The second-biggest recipient is the incoming House speaker, Rep. Jose Oliva, R-Miami Lakes.  He's received $12,500, most of it from a $10,000 check from Johnson & Johnson in 2015.

When asked for comment, he replied in a text: "I support pursuing the truth and holding anyone accountable for willfully misrepresenting the truth."

Whether the money given by the companies has had an effect on legislation is unknown.

But what is known is that under the Republican-controlled Legislature, Florida has been among the slowest states to react to both phases of the opioid crisis in the past 20 years: the pill mills that supplied tens of millions of opioids to patients who weren't really in pain, and the heroin crisis that followed after the pill mills were shut down.

For a decade, leaders in other states pleaded with Florida lawmakers to crack down on the pill mills, which were supplying opioids across the country. Residents of Appalachia, who couldn't get pills from their home states because their lawmakers cracked down on unscrupulous doctors, traveled to Florida to get their pills, a route that became so popular it was dubbed the "Oxy express."

By 2010, doctors in Florida were prescribing 10 times more oxycodone pills than every other state in the country combined.

Florida's leaders finally took action that year, cracking down on pill mills, overriding the complaints of doctors. It wasn't until the beginning of 2011 that the Legislature decided to fund a prescription drug monitoring program, considered critical to curbing prescribing abuses by doctors.

Coincidentally, 2010 was also the year that the nine companies gave their most money to lawmakers and committees: $183,000.

Scott, upon taking office in 2011, wanted to get rid of the prescription drug monitoring program, saying it was an invasion of privacy. He wasn't successful, but he was successful in eliminating the Office of Drug Control, a five-member unit that he never revived. He said their roles were assigned to other agencies.

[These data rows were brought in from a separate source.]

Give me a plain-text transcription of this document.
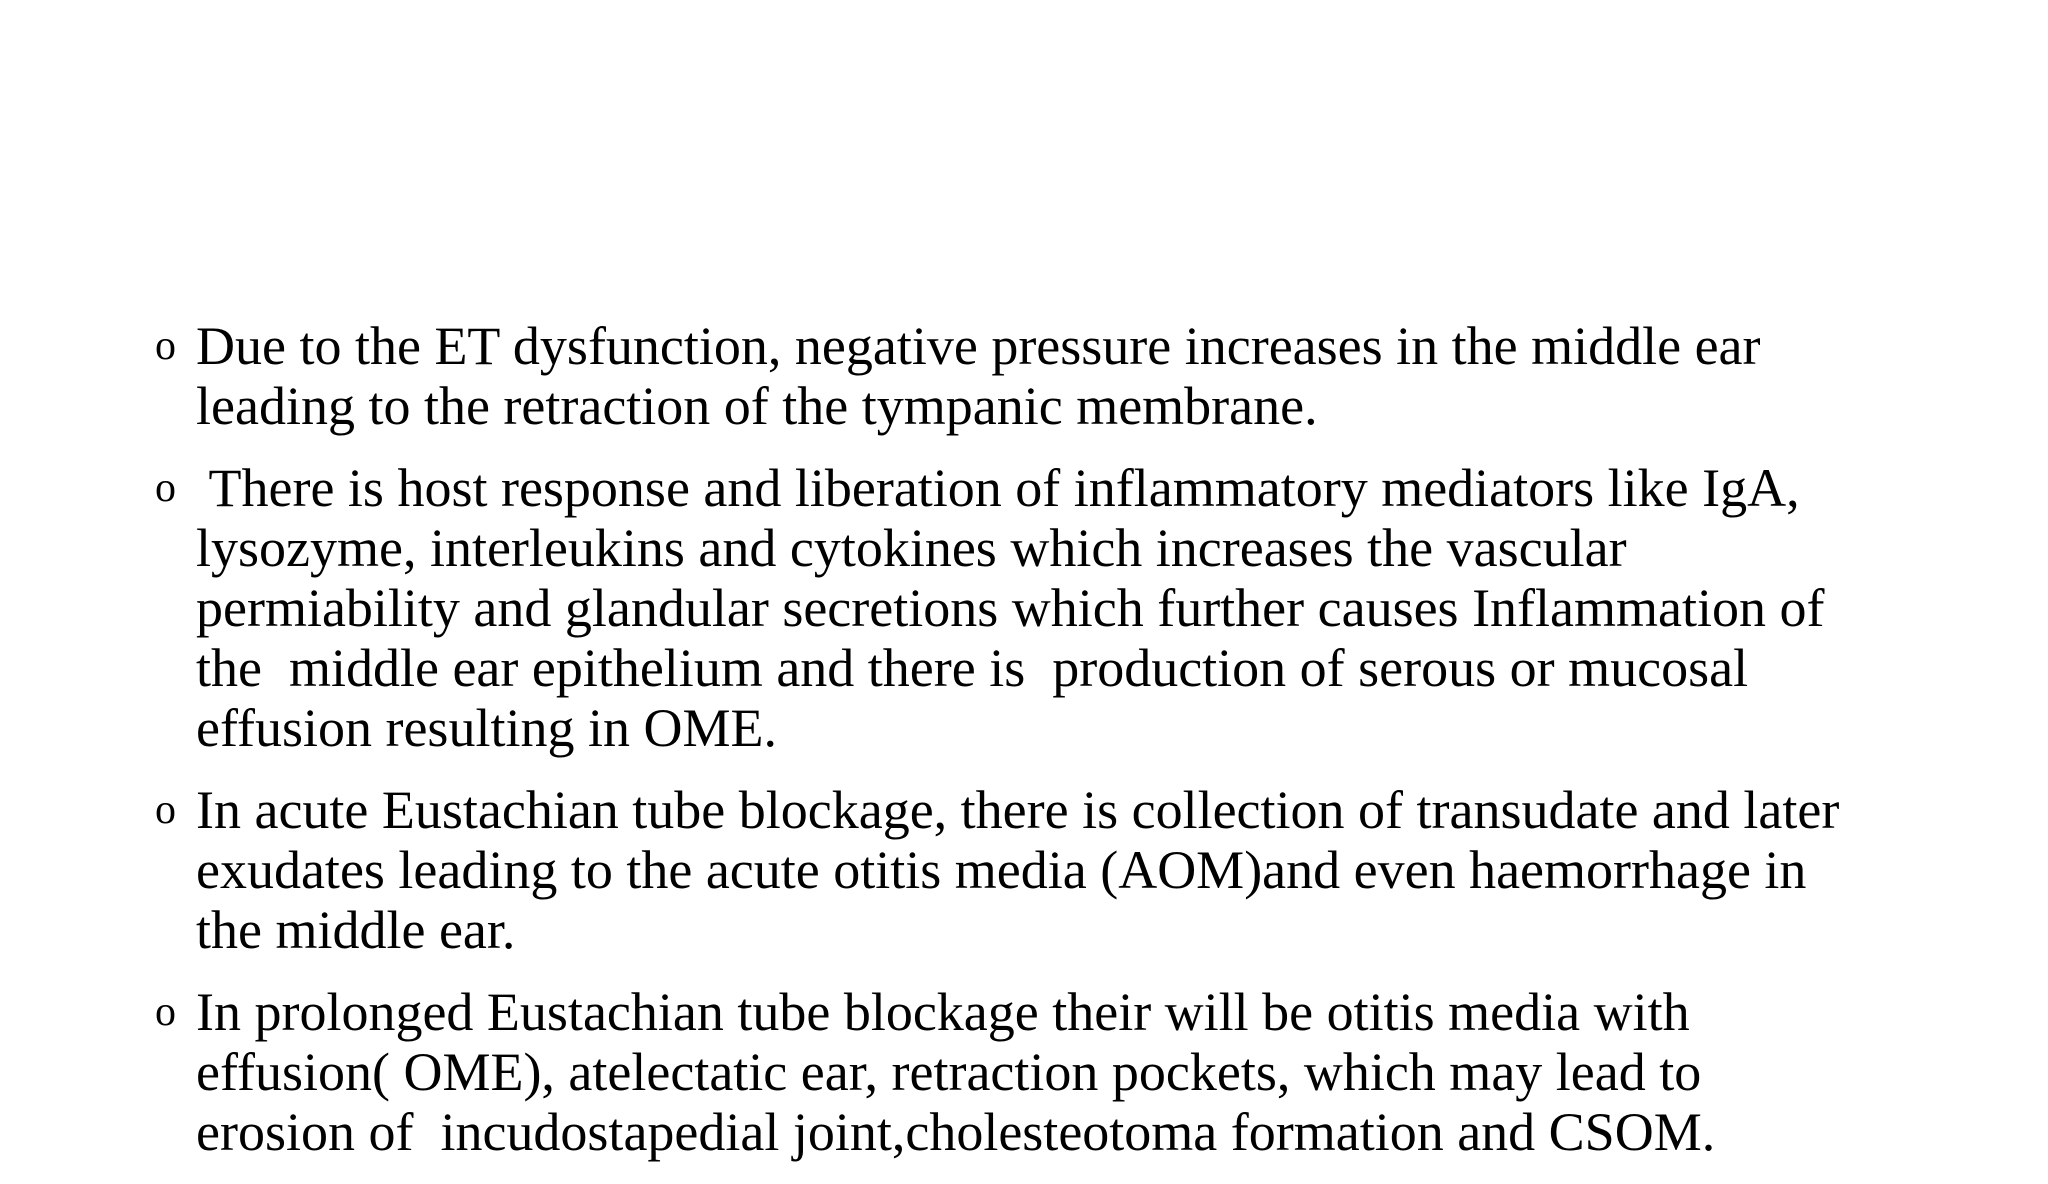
o Due to the ET dysfunction, negative pressure increases in the middle ear
leading to the retraction of the tympanic membrane.
o There is host response and liberation of inflammatory mediators like IgA,
lysozyme, interleukins and cytokines which increases the vascular
permiability and glandular secretions which further causes Inflammation of
the  middle ear epithelium and there is  production of serous or mucosal
effusion resulting in OME.
o In acute Eustachian tube blockage, there is collection of transudate and later
exudates leading to the acute otitis media (AOM)and even haemorrhage in
the middle ear.
o In prolonged Eustachian tube blockage their will be otitis media with
effusion( OME), atelectatic ear, retraction pockets, which may lead to
erosion of  incudostapedial joint,cholesteotoma formation and CSOM.
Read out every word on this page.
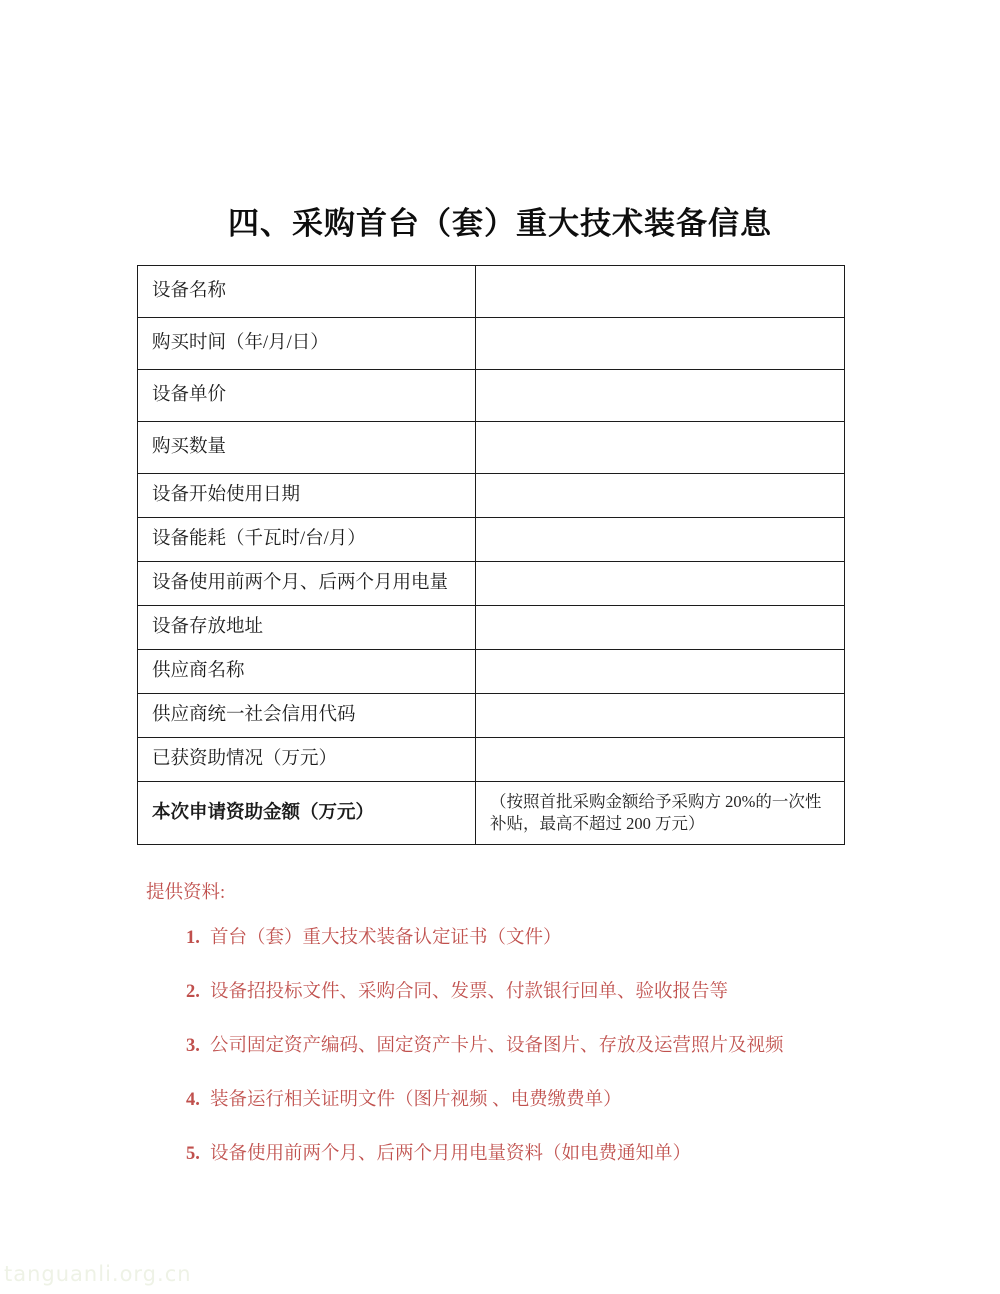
四、采购首台（套）重大技术装备信息
设备名称	
购买时间（年/月/日）	
设备单价	
购买数量	
设备开始使用日期	
设备能耗（千瓦时/台/月）	
设备使用前两个月、后两个月用电量	
设备存放地址	
供应商名称	
供应商统一社会信用代码	
已获资助情况（万元）	
本次申请资助金额（万元）	（按照首批采购金额给予采购方 20%的一次性补贴，最高不超过 200 万元）
提供资料:
1. 首台（套）重大技术装备认定证书（文件）
2. 设备招投标文件、采购合同、发票、付款银行回单、验收报告等
3. 公司固定资产编码、固定资产卡片、设备图片、存放及运营照片及视频
4. 装备运行相关证明文件（图片视频 、电费缴费单）
5. 设备使用前两个月、后两个月用电量资料（如电费通知单）
tanguanli.org.cn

Scott received just $6,000 from the companies Bondi is suing, but he has ties to two of them.

His 2013 financial disclosure showed that he owned nearly $300,000 in Johnson & Johnson stock, and in 2015, he awarded the company with up to $4.9 million in incentives to open up a headquarters in Tampa.

He also awarded Actavis, whose parent company, Allergan, makes the opioids Kadian and Norco, up to $690,000 in incentives to expand its factory and warehouse in Davie in 2013. Both companies were named as defendants in the Florida lawsuit. The project was eventually scrapped and wasn't paid any incentives.

This year, Scott pushed for the Legislature to approve their first significant action to fight the heroin crisis, a $53 million package of which more than half comes from a federal grant.

Still, Commissioner of Agriculture Adam Putnam attended Tuesday's announcement from Bondi of the lawsuit and spoke in favor of it. The other member of the Cabinet, Jimmy Patronis, announced his support of the lawsuit, too. Scott, however, was silent until his office was asked two days later.

A spokesman replied that Scott "appreciates" Bondi's work on the opioid crisis.

"He's been proud to have worked with her in the past on this very serious issue," spokesman McKinley Lewis said in a statement. "If her office finds that companies have broken the law, they should be held fully accountable."